Explosions were also reported in Bahrain and near Iran’s Kharg Island – an export terminal through which about 90% of Iran’s crude oil exports typically pass. However, shipping data indicate that in recent days Tehran may have moved most of the oil stored there out on tankers.

The Strait of Hormuz: the key risk chokepoint

Crucially, there have so far been no reports of a halt to shipping through the Strait of Hormuz – a narrow sea corridor between Iran and Oman through which nearly 20 million barrels of crude oil and refined products pass each day.

But even without physical damage, the situation remains dangerous for the market. The mere risk that tankers could end up “trapped” in the Gulf north of Hormuz – or become targets – is already pushing producers, traders, and carriers to rethink routes and schedules. Reports said some major oil companies and trading houses have suspended transits through the strait for several days.

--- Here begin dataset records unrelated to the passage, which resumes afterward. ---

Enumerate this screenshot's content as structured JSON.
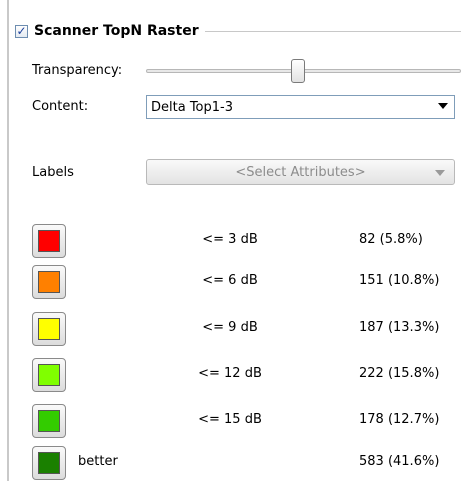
{
  "group": {
    "checked": true,
    "check_glyph": "✓",
    "title": "Scanner TopN Raster"
  },
  "transparency": {
    "label": "Transparency:",
    "value_percent": 48
  },
  "content": {
    "label": "Content:",
    "selected": "Delta Top1-3"
  },
  "labels": {
    "label": "Labels",
    "placeholder": "<Select Attributes>"
  },
  "legend": [
    {
      "color": "#ff0000",
      "range": "<= 3 dB",
      "label": "",
      "count": "82 (5.8%)"
    },
    {
      "color": "#ff8000",
      "range": "<= 6 dB",
      "label": "",
      "count": "151 (10.8%)"
    },
    {
      "color": "#ffff00",
      "range": "<= 9 dB",
      "label": "",
      "count": "187 (13.3%)"
    },
    {
      "color": "#80ff00",
      "range": "<= 12 dB",
      "label": "",
      "count": "222 (15.8%)"
    },
    {
      "color": "#33cc00",
      "range": "<= 15 dB",
      "label": "",
      "count": "178 (12.7%)"
    },
    {
      "color": "#1a8000",
      "range": "",
      "label": "better",
      "count": "583 (41.6%)"
    }
  ]
}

Caution is unlikely to fade until there is far greater confidence in the safety of maritime routes. Against this backdrop, tanker freight rates – which had already been rising amid tensions – could climb even higher. Benchmark rates for very large crude carriers (VLCCs) on the Middle East–China route have more than tripled since the start of the year, reflecting both higher risk and a shrinking number of vessels willing to operate in the threat zone.

Could the strait be closed – and what would it mean

The key questions in the coming days are whether energy infrastructure will become a direct target and how quickly the U.S. military can ensure safe navigation in the Persian Gulf and the Strait of Hormuz.

While Iran is unlikely to sustain a prolonged blockade, it does have options to disrupt traffic temporarily. Even brief attacks or mining operations could have an outsized effect on prices and the availability of supplies. The United States would likely respond quickly, but markets typically react painfully even to short-lived disruptions in such a strategic corridor.

Historical parallels and today’s conditions

Similar threats to shipping in the region have emerged before. During the Iran–Iraq War in the 1980s, Iran attacked commercial vessels and U.S. Navy ships, after which President Ronald Reagan deployed American forces to escort tankers. Renewed clashes between Iranian and U.S. naval forces were also recorded in late 2007 and early 2008. In April 2023, Iran’s navy seized the tanker Advantage Sweet in the Gulf of Oman, which had been chartered by Chevron; the vessel was released more than a year later.

Stocks and production outside the region do not guarantee calm

Today’s global oil market generally looks better supplied than in some past periods, as production has increased in the United States, Brazil, Canada, and other countries in recent years. At the same time, risks in the Middle East could quickly wipe out part of that “buffer” if export routes begin to operate intermittently.

Saudi Arabia, the world’s largest oil exporter, has increased shipments in recent days. They are expected to exceed 7 million barrels a day in February – the highest level since April 2023. It is also expected that OPEC+ (OPEC countries and allies, including Russia) will agree to boost output at Sunday’s meeting.

Still, even additional production may not fully offset the risks if supplies from the region run into logistical constraints. Saudi Arabia and the UAE have some alternative routes, but they do not remove the main bottleneck – the security of sea lanes in the Persian Gulf.

What could become the turning point

The scale of the U.S. and Israeli strikes, as well as Washington’s rhetoric, may point to preparations for a longer military campaign aimed at significantly weakening Iran’s leadership. How threatened Iran’s leaders feel could determine the next level of escalation – particularly whether attacks expand to a wider range of targets in the region, including oil fields, export terminals, and refining capacity.

Even without the worst-case scenarios materializing, the current escalation already creates the risk of major disruptions to oil and LNG supplies from the Middle East – disruptions the global market has not felt for many years.